No Observable Benefits of Lopinavir-Ritonavir for Severe COVID-19

The treatment was no better than standard care.

Bin Cao, MD

The article, “Lopinavir-Ritonavir Not Better than Standard Care for COVID-19 Patients,” was originally published on ContagionLive.

Recent study findings showed that there were no observable benefits of lopinavir-ritonavir treatment for patients with severe coronavirus disease 2019 (COVID-19) compared to standard care.

Currently, no therapeutics have proven effective against severe COVID-19, leading a team investigators from China conducted a randomized, controlled trial involving 199 patients with laboratory-confirmed coronavirus. Lopinavir is an HIV drug which has shown in vitro inhibitory activity against SARS-CoV-2. Ritonavir can be combined with lopinavir to increase its plasma half-life, Bin Cao, MD, and colleagues wrote.

There were 99 patients randomized to receive lopinavir-ritonavir 400 mg/100 mg twice daily for 14 days plus standard care.
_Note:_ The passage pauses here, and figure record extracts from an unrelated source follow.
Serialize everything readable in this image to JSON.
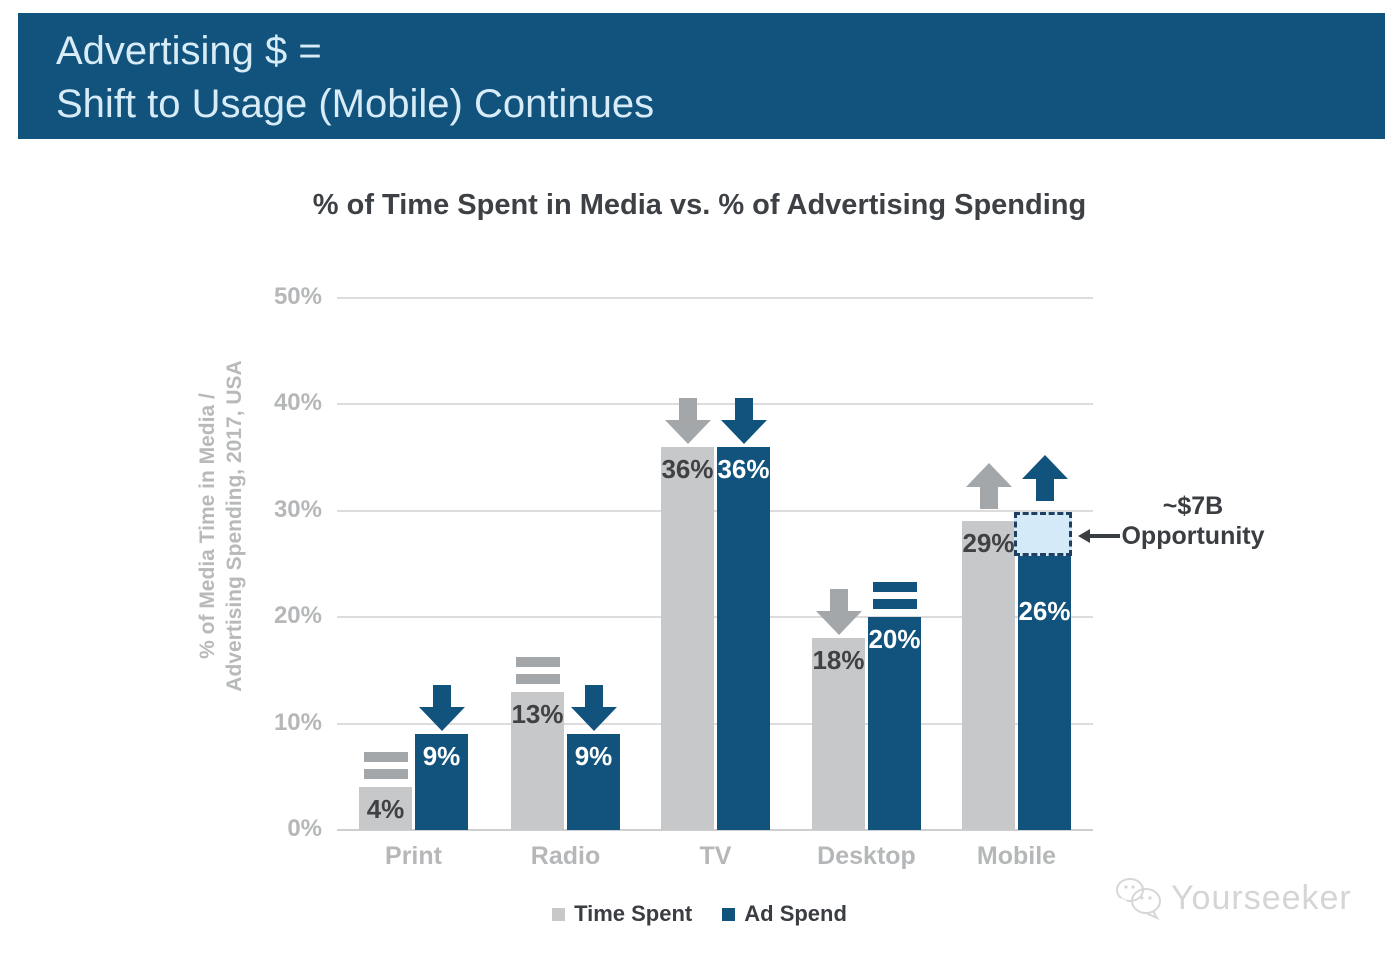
{
  "banner": {
    "line1": "Advertising $ =",
    "line2": "Shift to Usage (Mobile) Continues"
  },
  "chart_data": {
    "type": "bar",
    "title": "% of Time Spent in Media vs. % of Advertising Spending",
    "ylabel": "% of Media Time in Media / Advertising Spending, 2017, USA",
    "ylabel_line1": "% of Media Time in Media /",
    "ylabel_line2": "Advertising Spending, 2017, USA",
    "categories": [
      "Print",
      "Radio",
      "TV",
      "Desktop",
      "Mobile"
    ],
    "series": [
      {
        "name": "Time Spent",
        "color": "#C7C8C9",
        "marker_color": "#A4A7A9",
        "label_color": "#3F4245",
        "values": [
          4,
          13,
          36,
          18,
          29
        ],
        "trend_markers": [
          "flat",
          "flat",
          "down",
          "down",
          "up"
        ]
      },
      {
        "name": "Ad Spend",
        "color": "#11537D",
        "marker_color": "#11537D",
        "label_color": "#FFFFFF",
        "values": [
          9,
          9,
          36,
          20,
          26
        ],
        "trend_markers": [
          "down",
          "down",
          "down",
          "flat",
          "up"
        ]
      }
    ],
    "ylim": [
      0,
      50
    ],
    "y_tick_values": [
      50,
      40,
      30,
      20,
      10,
      0
    ],
    "y_tick_suffix": "%",
    "grid": true,
    "legend_position": "bottom",
    "annotation": {
      "line1": "~$7B",
      "line2": "Opportunity",
      "target_category": "Mobile",
      "target_series": "Ad Spend",
      "gap_from": 26,
      "gap_to": 29.8,
      "box_fill": "#D5EAF8",
      "box_border": "#1F4060"
    }
  },
  "watermark": {
    "text": "Yourseeker"
  }
}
However, 5 patients in this group did not receive any doses of lopinavir-ritonavir because of 3 early deaths within 24 hours after randomization and 2 others whose attending physician refused to prescribe lopinavir-ritonavir following randomization.

The 100 other patients in the study received standard care alone. The investigators aimed to measure time to clinical improvement and hospital discharge, whichever came first.

The investigators found that the median interval time between symptom onset and randomization was 13 days. They added that there were no major differences between the two groups. The median age of the patients was 58 years and 60% of the patients were men.

Patients that received lopinavir-ritonavir did not have a time to clinical improvement different from the patients who received standard care only, the investigators found. Those treated with lopinavir-ritonavir had a 15-day median time to clinical improvement, compared to 16 days in the standard care group.

Investigators observed no differences between the groups on the time to clinical deterioration, which they defined as a one-category increase on a seven-category scale.

However, the Cao and the team did find that the 28-day mortality was numerically lower in the lopinavir-ritonavir-treated group compared to the standard care-only group (19% vs 25%).

The patients treated with lopinavir-ritonavir were also found to have a shorter stay in the intensive care unit compared to standard care patients (6 days vs 11 days). The intervention group also had shorter duration from randomization to hospital discharge compared to the standard care cohort (12 days vs 14 days), investigators found.

Additionally, the team found that on day 14, a higher percentage of lopinavir-ritonavir-treated patients showed clinical improvement compared to the standard care group (45% vs 30%). But duration of oxygen therapy, duration of hospitalization, and time from randomization to death measures showed no differences between the groups, the study authors added.

Half of the lopinavir-ritonavir patients and half of the standard care patients reported adverse events in the time between randomization and day 28 including nausea, vomiting, and diarrhea. These gastrointestinal events were more common in the lopinavir-ritonavir patients, investigators noted.

Four gastrointestinal events were observed in the lopinavir-ritonavir patients but none in the standard care group. Cao and the investigators judged all of these serious adverse events to be related to the lopinavir-ritonavir treatment. The deaths that occurred within the study period were all COVID-19-related.

“We found that lopinavir-ritonavir treatment did not significantly accelerate clinical improvement, reduce mortality, or diminish throat viral RNA detectability in patients with serious Covid-19,” Cao and the team concluded. “These early data should inform future studies to assess this and other medication in the treatment of infection with SARS-CoV-2.”

The study, “A Trial of Lopinavir-Ritonavir in Adults Hospitalized with Severe Covid-19,” was published online in The New England Journal of Medicine.